What Explainability Meaning, Applications & Example
The ability to understand and interpret the decision-making process of an AI system.
What is Explainability?
Explainability refers to the ability of an AI system to provide clear, understandable, and transparent reasons for its decisions or predictions. It is an essential aspect of responsible AI development, ensuring that users can trust and comprehend how and why AI models arrive at specific outcomes. Explainable AI (XAI) aims to bridge the gap between complex machine learning models and human understanding.
Types of Explainability
- Model Explainability: Making the inner workings of AI models transparent, such as revealing how a decision is made in a neural network or decision tree .
- Prediction Explainability: Providing clear, understandable reasons for individual predictions, such as highlighting important features or data points that influenced the outcome.
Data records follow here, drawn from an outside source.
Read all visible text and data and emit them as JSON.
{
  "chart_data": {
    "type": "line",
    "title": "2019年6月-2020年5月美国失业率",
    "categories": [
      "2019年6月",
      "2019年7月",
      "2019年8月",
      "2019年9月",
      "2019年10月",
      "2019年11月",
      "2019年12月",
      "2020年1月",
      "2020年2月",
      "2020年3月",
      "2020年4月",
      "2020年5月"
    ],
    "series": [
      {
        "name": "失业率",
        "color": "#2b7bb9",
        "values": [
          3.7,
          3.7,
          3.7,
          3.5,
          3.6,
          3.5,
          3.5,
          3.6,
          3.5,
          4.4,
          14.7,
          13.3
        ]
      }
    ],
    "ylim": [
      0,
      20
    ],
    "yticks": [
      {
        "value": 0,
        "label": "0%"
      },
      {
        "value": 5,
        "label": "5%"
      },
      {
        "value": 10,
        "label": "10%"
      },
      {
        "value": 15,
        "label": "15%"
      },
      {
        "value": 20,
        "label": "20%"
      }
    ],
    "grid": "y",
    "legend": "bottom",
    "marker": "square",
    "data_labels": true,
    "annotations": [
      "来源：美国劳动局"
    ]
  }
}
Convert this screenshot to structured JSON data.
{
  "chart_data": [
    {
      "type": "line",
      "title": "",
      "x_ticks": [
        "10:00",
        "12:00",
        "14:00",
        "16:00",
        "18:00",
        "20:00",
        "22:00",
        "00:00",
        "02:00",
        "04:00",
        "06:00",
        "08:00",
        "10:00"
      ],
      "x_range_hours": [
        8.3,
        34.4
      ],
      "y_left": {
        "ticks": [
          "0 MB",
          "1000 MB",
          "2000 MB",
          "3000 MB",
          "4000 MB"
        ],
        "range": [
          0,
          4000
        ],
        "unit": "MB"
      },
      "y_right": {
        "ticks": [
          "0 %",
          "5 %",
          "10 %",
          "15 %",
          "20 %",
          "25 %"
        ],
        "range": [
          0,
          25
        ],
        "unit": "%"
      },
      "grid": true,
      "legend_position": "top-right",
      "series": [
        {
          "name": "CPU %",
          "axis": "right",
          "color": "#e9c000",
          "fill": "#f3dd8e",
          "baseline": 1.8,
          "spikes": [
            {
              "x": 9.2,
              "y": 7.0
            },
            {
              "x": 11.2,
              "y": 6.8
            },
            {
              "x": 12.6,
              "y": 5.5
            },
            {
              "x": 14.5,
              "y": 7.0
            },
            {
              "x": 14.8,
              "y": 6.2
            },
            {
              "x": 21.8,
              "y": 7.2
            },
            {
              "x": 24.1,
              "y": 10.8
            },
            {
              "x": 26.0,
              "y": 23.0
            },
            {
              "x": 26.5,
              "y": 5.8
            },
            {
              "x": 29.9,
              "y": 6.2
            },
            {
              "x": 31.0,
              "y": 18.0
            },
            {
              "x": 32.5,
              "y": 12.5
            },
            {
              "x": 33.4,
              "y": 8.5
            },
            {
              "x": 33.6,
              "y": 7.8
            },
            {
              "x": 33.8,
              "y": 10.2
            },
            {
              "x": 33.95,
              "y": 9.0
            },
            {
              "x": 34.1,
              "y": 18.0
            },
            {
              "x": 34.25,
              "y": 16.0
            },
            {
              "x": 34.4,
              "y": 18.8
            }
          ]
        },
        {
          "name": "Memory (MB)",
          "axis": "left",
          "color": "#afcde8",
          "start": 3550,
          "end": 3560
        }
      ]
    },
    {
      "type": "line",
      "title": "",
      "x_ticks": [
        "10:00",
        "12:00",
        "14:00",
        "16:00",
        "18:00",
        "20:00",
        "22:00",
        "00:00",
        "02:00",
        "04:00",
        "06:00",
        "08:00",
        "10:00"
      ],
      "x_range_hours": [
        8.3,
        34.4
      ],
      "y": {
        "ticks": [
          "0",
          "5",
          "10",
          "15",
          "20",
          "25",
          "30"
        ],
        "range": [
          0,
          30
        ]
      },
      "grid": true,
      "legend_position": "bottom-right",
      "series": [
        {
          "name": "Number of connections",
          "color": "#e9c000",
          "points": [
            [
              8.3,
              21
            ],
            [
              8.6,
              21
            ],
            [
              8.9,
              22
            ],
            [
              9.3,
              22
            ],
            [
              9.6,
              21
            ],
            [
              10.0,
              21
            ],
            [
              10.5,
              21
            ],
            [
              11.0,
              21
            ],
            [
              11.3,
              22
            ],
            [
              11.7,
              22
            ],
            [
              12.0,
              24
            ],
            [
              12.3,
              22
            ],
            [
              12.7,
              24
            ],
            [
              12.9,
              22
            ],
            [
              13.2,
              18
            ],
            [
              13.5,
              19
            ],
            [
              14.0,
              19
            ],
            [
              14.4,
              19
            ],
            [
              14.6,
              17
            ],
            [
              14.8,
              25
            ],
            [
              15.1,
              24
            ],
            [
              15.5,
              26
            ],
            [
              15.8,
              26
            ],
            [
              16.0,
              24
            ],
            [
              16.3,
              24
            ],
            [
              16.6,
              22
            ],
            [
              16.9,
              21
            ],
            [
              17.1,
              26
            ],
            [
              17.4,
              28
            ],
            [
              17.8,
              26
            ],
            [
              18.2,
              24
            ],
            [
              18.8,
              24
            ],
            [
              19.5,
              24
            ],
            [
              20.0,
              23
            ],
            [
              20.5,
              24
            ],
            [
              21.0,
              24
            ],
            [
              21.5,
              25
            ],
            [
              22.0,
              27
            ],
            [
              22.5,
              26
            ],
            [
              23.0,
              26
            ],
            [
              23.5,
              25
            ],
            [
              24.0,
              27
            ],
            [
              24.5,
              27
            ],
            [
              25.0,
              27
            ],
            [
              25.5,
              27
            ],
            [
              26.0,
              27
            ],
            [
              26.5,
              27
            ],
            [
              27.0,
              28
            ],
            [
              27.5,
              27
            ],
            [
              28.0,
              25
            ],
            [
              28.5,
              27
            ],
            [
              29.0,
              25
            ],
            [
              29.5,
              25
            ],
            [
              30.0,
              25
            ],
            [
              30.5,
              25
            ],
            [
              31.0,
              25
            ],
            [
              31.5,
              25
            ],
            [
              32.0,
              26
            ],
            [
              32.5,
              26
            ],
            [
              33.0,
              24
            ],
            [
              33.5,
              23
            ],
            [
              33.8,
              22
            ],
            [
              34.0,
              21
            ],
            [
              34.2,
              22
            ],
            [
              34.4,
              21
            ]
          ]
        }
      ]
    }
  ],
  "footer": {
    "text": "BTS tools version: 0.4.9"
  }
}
Applications of Explainability
- Healthcare: AI systems used for diagnosing diseases must explain their reasoning to clinicians to ensure trust and proper treatment decisions.
- Finance: AI models used for credit scoring need to be explainable to regulators and customers to ensure fairness and transparency .
- Legal: AI used in the legal industry, such as for sentencing or predictive policing, must provide explanations to avoid biases and ensure accountability.
Example of Explainability
A loan approval AI system might explain that a user’s low credit score was a major factor in its decision to deny the application, detailing how specific financial behaviors contributed to the outcome.